A Raisin in the Sun
by Lorraine Hansberry
This ground-breaking play, set on Chicago's South Side in the 1950's, revolves around the divergent dreams and conflicts within three generations of an Afro-American working-class family. A Raisin in the Sun was the first play written by a black woman to be produced on Broadway. In this new production for radio, rarely produced scenes from the original play, which were cut from the original film and stage and subsequent contemporary stage productions, have been reinstated.
Walter Lee Younger....Danny Sapani
Lena Younger (Mama)....Dona Croll
Ruth Younger....Nadine Marshall
Beneatha Younger....Lenora Critchlow
Travis Younger....Segun Fawole
Asagai/Bobo - Jude Akwudike
Mrs. Johnson - Cecelia Noble
Karl Lindner....Sean Baker
George Murchinson....Richard Pepple
Produced and directed by Pauline Harris
A Raisin In The Sun has been hailed as a "pivotal play in the history of the American Black theatre". The Broadway production opened in 1959 and starred Sidney Poitier and was winner of the New York Drama Critics' Circle Award as Best Play of the Year. Hansberry was the first black playwright and the youngest ever American to win the award.

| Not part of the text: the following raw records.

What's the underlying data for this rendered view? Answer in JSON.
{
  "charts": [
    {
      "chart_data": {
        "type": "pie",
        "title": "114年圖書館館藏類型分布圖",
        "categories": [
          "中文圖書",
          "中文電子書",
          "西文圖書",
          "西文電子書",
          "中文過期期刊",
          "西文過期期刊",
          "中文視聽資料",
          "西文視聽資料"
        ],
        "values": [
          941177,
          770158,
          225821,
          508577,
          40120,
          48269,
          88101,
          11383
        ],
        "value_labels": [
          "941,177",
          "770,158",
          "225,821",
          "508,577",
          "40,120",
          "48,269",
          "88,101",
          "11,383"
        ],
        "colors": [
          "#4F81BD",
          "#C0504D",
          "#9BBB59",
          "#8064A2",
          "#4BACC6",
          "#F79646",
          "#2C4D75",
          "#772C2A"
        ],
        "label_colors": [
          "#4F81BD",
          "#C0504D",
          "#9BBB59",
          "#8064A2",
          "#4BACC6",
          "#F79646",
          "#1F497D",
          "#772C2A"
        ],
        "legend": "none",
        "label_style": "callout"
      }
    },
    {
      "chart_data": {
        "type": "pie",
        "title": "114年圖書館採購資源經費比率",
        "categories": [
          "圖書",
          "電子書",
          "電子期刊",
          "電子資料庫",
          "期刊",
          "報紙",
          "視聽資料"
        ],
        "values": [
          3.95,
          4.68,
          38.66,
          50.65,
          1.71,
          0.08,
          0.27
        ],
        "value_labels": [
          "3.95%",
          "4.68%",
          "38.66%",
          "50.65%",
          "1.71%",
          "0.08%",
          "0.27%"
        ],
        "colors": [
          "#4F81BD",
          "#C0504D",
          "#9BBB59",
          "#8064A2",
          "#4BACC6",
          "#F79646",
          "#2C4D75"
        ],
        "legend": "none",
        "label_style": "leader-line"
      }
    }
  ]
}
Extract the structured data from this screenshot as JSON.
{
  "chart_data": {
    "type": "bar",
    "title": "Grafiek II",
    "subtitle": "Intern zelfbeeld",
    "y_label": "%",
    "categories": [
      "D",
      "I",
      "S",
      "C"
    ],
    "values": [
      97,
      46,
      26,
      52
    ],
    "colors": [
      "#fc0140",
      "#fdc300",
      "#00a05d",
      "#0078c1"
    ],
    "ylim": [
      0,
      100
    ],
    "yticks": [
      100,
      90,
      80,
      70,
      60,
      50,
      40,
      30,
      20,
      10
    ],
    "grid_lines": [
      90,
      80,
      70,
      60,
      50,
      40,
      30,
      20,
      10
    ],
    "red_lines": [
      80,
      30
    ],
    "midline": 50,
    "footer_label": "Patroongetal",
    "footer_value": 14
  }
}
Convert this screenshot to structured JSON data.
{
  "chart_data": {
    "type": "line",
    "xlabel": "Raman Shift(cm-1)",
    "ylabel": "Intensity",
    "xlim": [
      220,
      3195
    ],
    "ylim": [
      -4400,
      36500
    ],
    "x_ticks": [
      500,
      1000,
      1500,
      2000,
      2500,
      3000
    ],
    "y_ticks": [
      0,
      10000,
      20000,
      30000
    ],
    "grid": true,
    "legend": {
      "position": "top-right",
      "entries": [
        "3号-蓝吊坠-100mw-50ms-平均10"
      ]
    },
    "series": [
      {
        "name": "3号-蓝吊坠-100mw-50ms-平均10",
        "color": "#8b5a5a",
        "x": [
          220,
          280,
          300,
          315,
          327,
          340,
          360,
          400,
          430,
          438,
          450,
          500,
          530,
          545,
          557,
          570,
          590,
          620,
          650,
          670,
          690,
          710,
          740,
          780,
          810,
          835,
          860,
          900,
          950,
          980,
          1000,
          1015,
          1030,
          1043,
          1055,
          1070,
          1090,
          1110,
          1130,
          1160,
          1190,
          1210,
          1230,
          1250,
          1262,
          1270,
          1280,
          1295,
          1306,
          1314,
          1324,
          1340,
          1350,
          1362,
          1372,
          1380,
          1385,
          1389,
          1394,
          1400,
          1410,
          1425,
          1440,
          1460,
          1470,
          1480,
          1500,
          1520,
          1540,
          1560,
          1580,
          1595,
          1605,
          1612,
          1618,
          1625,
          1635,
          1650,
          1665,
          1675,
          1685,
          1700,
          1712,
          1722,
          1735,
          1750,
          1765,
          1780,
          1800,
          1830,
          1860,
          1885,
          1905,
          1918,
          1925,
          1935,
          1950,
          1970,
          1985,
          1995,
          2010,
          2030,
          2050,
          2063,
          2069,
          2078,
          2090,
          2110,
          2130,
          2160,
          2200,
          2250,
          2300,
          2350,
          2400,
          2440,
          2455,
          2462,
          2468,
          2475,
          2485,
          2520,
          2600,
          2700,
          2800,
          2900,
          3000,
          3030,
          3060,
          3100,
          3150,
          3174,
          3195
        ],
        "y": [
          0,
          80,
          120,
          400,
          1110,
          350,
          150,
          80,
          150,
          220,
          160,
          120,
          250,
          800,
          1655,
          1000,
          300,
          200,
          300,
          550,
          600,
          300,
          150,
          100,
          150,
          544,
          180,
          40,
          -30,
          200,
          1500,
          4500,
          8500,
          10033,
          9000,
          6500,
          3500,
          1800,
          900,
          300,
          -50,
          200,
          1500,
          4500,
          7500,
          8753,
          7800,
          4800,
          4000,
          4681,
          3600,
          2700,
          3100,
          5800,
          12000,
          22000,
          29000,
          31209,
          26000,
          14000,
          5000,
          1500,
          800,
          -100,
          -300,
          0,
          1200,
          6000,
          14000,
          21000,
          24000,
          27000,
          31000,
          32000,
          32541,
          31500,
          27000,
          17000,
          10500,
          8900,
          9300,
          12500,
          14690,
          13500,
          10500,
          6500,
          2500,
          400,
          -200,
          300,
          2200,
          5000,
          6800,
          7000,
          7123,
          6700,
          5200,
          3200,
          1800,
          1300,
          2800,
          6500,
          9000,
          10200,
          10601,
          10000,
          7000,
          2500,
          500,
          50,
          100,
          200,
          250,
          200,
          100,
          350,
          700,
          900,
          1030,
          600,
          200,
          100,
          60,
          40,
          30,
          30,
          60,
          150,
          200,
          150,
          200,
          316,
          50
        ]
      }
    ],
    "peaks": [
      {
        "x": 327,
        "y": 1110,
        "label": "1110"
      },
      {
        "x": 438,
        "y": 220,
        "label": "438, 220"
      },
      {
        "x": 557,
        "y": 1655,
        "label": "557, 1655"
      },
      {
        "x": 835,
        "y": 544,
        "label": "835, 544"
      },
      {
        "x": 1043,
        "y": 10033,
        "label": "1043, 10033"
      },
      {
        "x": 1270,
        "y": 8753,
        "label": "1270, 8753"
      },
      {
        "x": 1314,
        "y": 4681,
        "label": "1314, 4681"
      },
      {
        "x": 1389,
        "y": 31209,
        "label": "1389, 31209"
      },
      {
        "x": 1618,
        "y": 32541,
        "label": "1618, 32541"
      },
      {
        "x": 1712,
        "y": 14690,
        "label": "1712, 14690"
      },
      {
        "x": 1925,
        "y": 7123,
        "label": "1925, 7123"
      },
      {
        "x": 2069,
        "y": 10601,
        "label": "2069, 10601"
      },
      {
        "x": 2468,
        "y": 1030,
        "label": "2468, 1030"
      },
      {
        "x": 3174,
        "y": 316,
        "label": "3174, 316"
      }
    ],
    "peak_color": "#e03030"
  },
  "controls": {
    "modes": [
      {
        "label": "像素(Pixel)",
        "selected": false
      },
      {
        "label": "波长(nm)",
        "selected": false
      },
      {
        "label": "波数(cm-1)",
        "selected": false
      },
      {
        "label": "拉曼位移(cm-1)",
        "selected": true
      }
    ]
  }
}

The film version of A Raisin In The Sun was released in 1961, and honoured with a special award at the Cannes Film Festival.
All experiences in this play echo a lawsuit to which the playwright Lorraine Hansberry's family was a party when they fought to have their day in court because a previous class action about racially motivated restrictive covenants was similar to the case at hand.
By portraying a black family with a greater realism and complexity than ever before, the twenty-eight year old Lorraine Hansberry forced both blacks and whites to re-examine the deferred dreams of black America and forever changed the American theatre.
Lorraine Vivian Hansberry (May 19, 1930 - January 12, 1965) Hansberry inspired Nina Simone's song "To Be Young, Gifted and Black".